Beneficiaries describe feeling stress, anxiety, and shame due to the burden of, and economic precarity caused by, medical debt. A Federal Reserve report from 2017, pre-pandemic, shows that almost half of Americans couldn’t afford an unexpected expense of $400. This reveals how the price of medical debt is often insurmountable, regardless of its size. And yet, people will pivot the orientation of their lives in search of strategies to pay medical bills and avoid seeing their debt sent to collections.
The following are events that people unfairly impacted by medical debt continue to be vulnerable to despite the recent actions that three major credit agencies have taken.
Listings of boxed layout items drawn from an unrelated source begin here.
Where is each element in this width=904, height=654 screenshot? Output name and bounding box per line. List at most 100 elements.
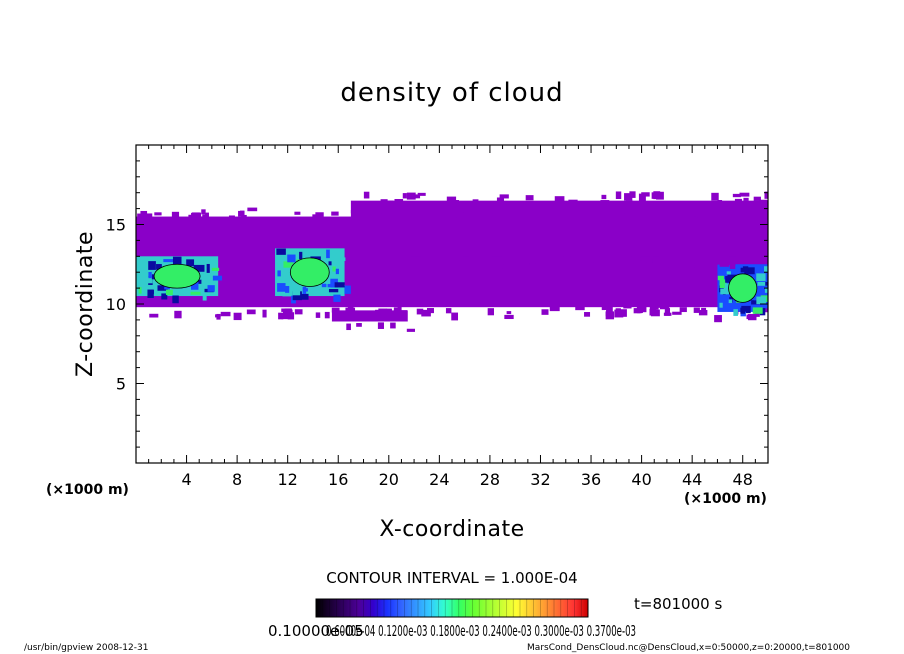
cloud-cell [278,312,284,320]
cloud-cell [394,199,404,206]
cloud-cell [739,192,750,197]
cloud-cell [697,214,703,218]
core-cell [725,276,730,283]
cloud-cell [492,256,503,260]
cloud-cell [406,328,415,332]
core-cell [340,284,346,292]
cloud-cell [636,304,643,309]
cloud-cell [693,307,700,313]
cloud-cell [174,310,182,319]
core-cell [157,285,168,291]
core-cell [287,254,296,263]
cloud-cell [338,301,349,306]
cloud-cell [560,214,571,221]
cloud-cell [457,257,463,262]
core-cell [190,281,199,290]
cloud-cell [246,309,256,315]
core-contour [728,273,758,303]
region-lower-sheet [502,264,693,304]
core-cell [285,286,290,293]
core-cell [328,261,332,266]
core-cell [340,257,346,261]
cloud-cell [641,256,650,261]
cloud-cell [356,323,362,327]
core-cell [193,264,205,272]
cloud-cell [619,257,628,265]
cloud-cell [154,212,162,216]
core-cell [282,289,293,297]
core-cell [321,283,327,288]
core-cell [149,290,154,294]
core-cell [718,292,723,302]
cloud-cell [539,213,545,221]
cloud-cell [396,208,404,215]
cloud-cell [140,210,148,215]
cloud-cell [294,309,303,315]
core-cell [172,295,179,304]
cloud-cell [380,199,388,203]
cloud-cell [515,212,523,221]
core-cell [172,256,182,265]
core-cell [277,270,281,277]
core-contour [289,257,330,287]
x-tick-label: 20 [379,470,399,489]
cloud-cell [743,197,749,201]
core-cell [740,307,746,314]
core-contour [153,263,201,289]
y-axis-label: Z-coordinate [73,231,98,377]
core-cell [723,283,730,290]
core-cell [148,272,152,279]
core-cell [186,259,195,267]
cloud-cell [614,309,624,318]
cloud-cell [345,307,356,316]
cloud-cell [451,312,459,321]
cloud-cell [637,307,642,314]
y-tick-label: 10 [106,295,126,314]
cloud-cell [378,308,388,315]
cloud-cell [486,213,493,218]
cloud-cell [664,308,671,316]
core-cell [720,288,730,295]
core-cell [332,266,336,272]
cloud-cell [220,311,231,317]
cloud-cell [544,261,555,268]
cloud-cell [575,306,585,311]
cloud-cell [537,255,542,260]
core-cell [756,273,766,282]
cloud-cell [312,214,321,220]
colorbar-ticks [322,599,582,617]
cloud-cell [527,256,538,264]
core-cell [744,267,755,275]
cloud-cell [762,208,768,214]
cloud-cell [346,323,351,331]
cloud-cell [574,263,582,269]
cloud-cell [623,305,632,309]
cloud-cell [358,215,369,222]
core-cell [757,281,768,286]
core-cell [299,251,303,260]
cloud-cell [734,198,742,204]
core-cell [752,307,763,314]
cloud-cell [145,213,153,221]
core-cell [753,292,760,301]
colorbar-labels-overlapping: 0.6000e-04 0.1200e-03 0.1800e-03 0.2400e… [326,622,636,640]
cloud-cell [506,311,512,315]
x-tick-label: 28 [480,470,500,489]
x-unit-right: (×1000 m) [684,491,767,507]
cloud-cell [717,200,723,208]
cloud-cell [375,213,381,218]
cloud-cell [216,313,221,320]
cloud-cell [652,256,660,264]
cloud-cell [672,311,682,315]
cloud-cell [627,257,634,265]
region-small-patch [331,310,408,322]
cloud-cell [456,208,464,214]
core-cell [292,291,302,301]
cloud-cell [563,256,571,265]
cloud-cell [714,259,724,265]
cloud-cell [281,314,291,320]
cloud-cell [294,211,301,215]
cloud-cell [262,309,267,318]
cloud-cell [499,194,509,199]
“I received numerous letters in the mail saying that your charity, and the people involved paid almost [19, 000] dollars of medical debt for me. I’ve been trying to pay this for a few years now through plans and garnishment. I don’t know what I did to deserve such amazing help but if this is true, I will never forget it. My story is I was having numerous seizures due to a medicine I was prescribed, so I was constantly waking up in a hospital. I didn’t have insurance and usually didn’t go by choice. They never even found out why I had them, I discovered it through personal research because the medicine was the only thing that changed in my life to cause them. Thank you again, if my story and name help in any way feel free to use them. I have to say this is a big shock to me. It’s hard to believe it’s real that this debt is just gone. But it has stressed me for years. Every time I paid one, they just garnished me for a new debt. It was a never ending cycle.”